Another rape by Iraqi officers alleged

Iraqi security forces admit to raping a Sunni woman and recording the attack.

Published February 23, 2007 9:43PM (EST)

If sectarian flames in Iraq were fanned before, they've now been doused with gasoline. Today came the second allegation this week of members of the largely Shiite iraqi security forces raping a Sunni woman.

This time, the accused have admitted to raping the woman roughly two weeks ago and, regardless, it seems there will be plenty of evidence to convict: They captured the whole attack with a cellphone. Which is good, considering the accusation made earlier this week was briskly discredited by Prime Minister Nouri al-Maliki's office as propaganda; the accuser was deemed a criminal and liar. Maliki also dismissed a Sunni official who called for an investigation of the earlier woman's claims.

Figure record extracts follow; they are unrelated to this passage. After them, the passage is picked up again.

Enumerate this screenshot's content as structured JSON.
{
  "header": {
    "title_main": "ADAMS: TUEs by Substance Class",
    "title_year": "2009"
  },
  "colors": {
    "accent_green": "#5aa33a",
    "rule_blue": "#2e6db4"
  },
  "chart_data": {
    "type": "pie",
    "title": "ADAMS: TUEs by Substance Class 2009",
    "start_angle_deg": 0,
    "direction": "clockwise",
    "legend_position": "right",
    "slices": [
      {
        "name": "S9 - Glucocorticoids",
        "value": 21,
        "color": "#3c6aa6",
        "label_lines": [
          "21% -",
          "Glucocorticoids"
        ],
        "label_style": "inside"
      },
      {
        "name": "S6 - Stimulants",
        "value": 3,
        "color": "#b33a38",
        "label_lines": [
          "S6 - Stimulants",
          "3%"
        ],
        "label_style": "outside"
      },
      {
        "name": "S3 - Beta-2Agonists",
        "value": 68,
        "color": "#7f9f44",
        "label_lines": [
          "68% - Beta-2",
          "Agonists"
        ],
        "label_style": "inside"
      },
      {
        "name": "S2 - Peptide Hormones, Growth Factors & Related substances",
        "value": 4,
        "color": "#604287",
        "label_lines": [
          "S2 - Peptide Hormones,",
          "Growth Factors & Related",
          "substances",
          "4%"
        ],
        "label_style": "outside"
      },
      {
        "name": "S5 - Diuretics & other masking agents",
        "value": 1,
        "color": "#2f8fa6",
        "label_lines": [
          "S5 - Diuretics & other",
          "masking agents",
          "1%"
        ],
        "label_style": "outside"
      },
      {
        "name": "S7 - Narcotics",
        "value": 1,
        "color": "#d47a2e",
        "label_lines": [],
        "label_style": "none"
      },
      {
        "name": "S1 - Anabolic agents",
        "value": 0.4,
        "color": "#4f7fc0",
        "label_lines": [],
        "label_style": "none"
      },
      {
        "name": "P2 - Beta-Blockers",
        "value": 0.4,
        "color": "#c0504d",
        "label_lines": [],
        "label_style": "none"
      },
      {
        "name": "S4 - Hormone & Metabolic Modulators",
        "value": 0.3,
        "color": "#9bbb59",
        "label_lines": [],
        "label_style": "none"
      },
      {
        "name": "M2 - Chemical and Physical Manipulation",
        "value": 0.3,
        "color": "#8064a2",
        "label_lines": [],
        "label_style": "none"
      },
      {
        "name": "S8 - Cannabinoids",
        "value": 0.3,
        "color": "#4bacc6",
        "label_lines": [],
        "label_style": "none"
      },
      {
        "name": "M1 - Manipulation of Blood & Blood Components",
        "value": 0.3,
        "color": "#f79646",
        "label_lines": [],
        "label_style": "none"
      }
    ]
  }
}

Some, like Iraqi President Jalal Talabani and Vice President Tariq al-Hashimi, are rightly calling for the courts to handle these cases. But there's also a significant push for an alternative to judicial action: 300 insurgents have volunteered themselves for suicide missions as revenge for the first accuser's alleged attack, says the Sunni group Islamic State of Iraq. (Twenty men also solicitously offered to marry the woman, since she is now considered defiled.)

It could be argued that there is one potentially good thing to be teased out of this disaster: Rape is actually being seriously talked about in public. "In this country, [rape] is more serious than any other crime," Wamid Nadhme, a political scientist at Baghdad University, told the Washington Post. "The religious values and the honor values say that one should not violate a woman. This will have very serious implications in coming days if neither side is able to prove that they are right and the other side is wrong."

It's great that these rape claims are getting public -- and global -- attention. But, of course, the hitch is that this media and political attention could increase the likelihood of similar attacks. (And if it encourages false, politically motivated rape claims, that would only bolster what seems an existing skepticism toward rape accusations.) After all, rape as a political tactic during war is as old as war itself.